| name | agentguard |
| description | MCP security gateway for AI agents with native NIST 800-53 and FedRAMP compliance. Use when deploying AI agents in regulated environments, configuring policy enforcement for MCP tool calls, or generating audit evidence for federal compliance reviews. |
| license | MIT |
AgentGuard MCP — Skill Principles
1. Dev Mode First
Before enabling any enforcement, verify that AgentGuard passes all tool calls through transparently in dev mode. Run agentguard run --mode dev and confirm your agent's workflows function normally. A broken dev mode means a broken development experience, which defeats the purpose of the tool.
Dev mode is not a placeholder. It is the production configuration for development teams. It logs everything, blocks nothing, and does not interfere with Claude Code, Cursor, or OpenClaw workflows.
2. Least Privilege by Policy
Federal mode is deny by default. This is correct and intentional. When writing policy bundles, start from an empty allowlist and add tools your system legitimately uses. Do not start from "allow all" and try to denylist your way to security.
Every tool in the allowlist should have a documented business justification. If you cannot explain why an AI agent needs execute_code, it should not be in the allowlist.
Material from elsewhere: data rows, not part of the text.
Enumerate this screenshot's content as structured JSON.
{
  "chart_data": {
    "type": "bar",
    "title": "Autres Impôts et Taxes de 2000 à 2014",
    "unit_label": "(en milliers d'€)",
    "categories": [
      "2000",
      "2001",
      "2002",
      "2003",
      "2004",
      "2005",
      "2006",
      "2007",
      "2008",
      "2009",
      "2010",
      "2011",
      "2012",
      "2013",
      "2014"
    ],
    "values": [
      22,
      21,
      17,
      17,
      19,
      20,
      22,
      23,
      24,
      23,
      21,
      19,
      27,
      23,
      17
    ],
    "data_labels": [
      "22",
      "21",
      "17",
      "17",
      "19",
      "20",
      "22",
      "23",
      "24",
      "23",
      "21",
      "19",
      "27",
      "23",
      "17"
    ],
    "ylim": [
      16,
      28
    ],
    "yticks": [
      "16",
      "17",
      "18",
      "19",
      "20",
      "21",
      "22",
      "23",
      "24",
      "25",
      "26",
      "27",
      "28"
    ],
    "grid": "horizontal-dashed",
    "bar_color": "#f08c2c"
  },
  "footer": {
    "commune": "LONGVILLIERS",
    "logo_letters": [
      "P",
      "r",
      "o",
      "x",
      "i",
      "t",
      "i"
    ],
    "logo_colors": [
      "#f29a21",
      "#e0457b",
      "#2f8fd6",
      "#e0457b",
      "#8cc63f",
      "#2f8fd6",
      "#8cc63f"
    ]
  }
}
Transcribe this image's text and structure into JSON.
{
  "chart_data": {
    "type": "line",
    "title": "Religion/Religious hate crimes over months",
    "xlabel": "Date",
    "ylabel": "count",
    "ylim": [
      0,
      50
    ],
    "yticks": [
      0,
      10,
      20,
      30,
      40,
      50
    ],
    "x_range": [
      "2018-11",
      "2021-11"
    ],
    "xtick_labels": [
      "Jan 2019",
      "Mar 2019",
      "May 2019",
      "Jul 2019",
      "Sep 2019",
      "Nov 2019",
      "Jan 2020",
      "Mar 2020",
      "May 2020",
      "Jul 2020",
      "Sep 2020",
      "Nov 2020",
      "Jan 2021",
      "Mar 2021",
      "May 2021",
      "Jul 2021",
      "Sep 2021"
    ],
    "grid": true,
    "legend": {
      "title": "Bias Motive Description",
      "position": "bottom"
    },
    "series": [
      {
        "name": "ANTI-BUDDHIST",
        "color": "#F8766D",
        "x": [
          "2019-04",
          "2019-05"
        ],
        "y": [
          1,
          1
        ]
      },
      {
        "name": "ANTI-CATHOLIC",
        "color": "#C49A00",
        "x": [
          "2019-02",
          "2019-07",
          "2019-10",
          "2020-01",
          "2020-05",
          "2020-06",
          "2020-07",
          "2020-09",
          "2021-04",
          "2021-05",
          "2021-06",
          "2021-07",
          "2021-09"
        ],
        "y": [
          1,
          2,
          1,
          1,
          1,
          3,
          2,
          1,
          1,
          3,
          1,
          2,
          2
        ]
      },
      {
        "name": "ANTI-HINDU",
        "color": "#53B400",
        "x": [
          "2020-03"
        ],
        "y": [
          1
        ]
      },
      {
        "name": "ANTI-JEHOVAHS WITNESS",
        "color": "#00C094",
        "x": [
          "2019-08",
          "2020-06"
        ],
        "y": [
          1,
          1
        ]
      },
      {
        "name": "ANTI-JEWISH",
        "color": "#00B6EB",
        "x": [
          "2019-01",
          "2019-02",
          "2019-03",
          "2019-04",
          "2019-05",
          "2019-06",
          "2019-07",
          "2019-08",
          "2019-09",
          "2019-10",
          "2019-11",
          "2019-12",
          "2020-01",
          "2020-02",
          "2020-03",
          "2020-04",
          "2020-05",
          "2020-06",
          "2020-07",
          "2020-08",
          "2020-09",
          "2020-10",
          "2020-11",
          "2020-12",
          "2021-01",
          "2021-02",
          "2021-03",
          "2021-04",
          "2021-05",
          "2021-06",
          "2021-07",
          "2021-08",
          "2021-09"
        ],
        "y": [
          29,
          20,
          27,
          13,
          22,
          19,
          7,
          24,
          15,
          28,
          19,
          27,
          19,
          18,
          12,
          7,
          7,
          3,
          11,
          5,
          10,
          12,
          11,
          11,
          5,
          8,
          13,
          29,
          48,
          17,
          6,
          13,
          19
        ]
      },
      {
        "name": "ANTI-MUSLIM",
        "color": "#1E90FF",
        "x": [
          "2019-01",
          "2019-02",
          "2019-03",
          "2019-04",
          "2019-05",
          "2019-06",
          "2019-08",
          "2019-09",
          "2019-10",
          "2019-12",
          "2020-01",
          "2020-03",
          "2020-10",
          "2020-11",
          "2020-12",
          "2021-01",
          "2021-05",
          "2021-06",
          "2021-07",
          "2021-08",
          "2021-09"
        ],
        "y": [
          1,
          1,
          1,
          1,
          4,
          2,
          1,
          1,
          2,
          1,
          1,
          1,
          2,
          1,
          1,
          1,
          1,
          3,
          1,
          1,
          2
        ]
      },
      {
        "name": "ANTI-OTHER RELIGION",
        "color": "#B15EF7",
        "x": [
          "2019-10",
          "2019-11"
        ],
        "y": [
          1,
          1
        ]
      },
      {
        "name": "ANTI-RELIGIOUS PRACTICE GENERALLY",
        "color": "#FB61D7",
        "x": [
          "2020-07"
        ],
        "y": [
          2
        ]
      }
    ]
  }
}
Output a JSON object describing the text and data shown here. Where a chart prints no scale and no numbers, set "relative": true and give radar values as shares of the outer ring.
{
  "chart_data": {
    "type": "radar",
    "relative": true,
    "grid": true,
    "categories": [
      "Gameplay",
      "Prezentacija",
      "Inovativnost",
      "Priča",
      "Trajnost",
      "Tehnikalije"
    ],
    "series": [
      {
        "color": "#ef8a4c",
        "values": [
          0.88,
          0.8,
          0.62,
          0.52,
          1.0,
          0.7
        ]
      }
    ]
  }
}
3. Every Tool Call Is Evidence
The audit log is the source of truth for compliance assessors. It is hash-chained. It is optionally signed. It cannot be selectively edited without detection.
When something goes wrong — a policy violation, a detected injection, a suspicious denial pattern — the audit log is how you prove what happened and when. Treat it accordingly: protect the database file, back it up, and rotate signing keys when personnel changes occur.
4. NIST Controls Map to Reality
Every NIST 800-53 control referenced in AgentGuard documentation has corresponding code that implements it. AC-3 means the policy engine actually enforces access. AU-9 means the hash chain actually detects tampering. SI-10 means the detectors actually scan input.
Do not add control references as decoration. If you extend AgentGuard and claim a new control is implemented, there must be code that implements it.
5. Human Accountability
AI agents do not answer to auditors. Their operators do. AgentGuard captures agent identity from the MCP session so that every tool call can be traced to a system (and by extension, the person or team who deployed and operates that system).
This is not about blaming the AI. It is about creating a chain of accountability that federal assessors can follow: tool call -> agent session -> operator identity -> authorized use case.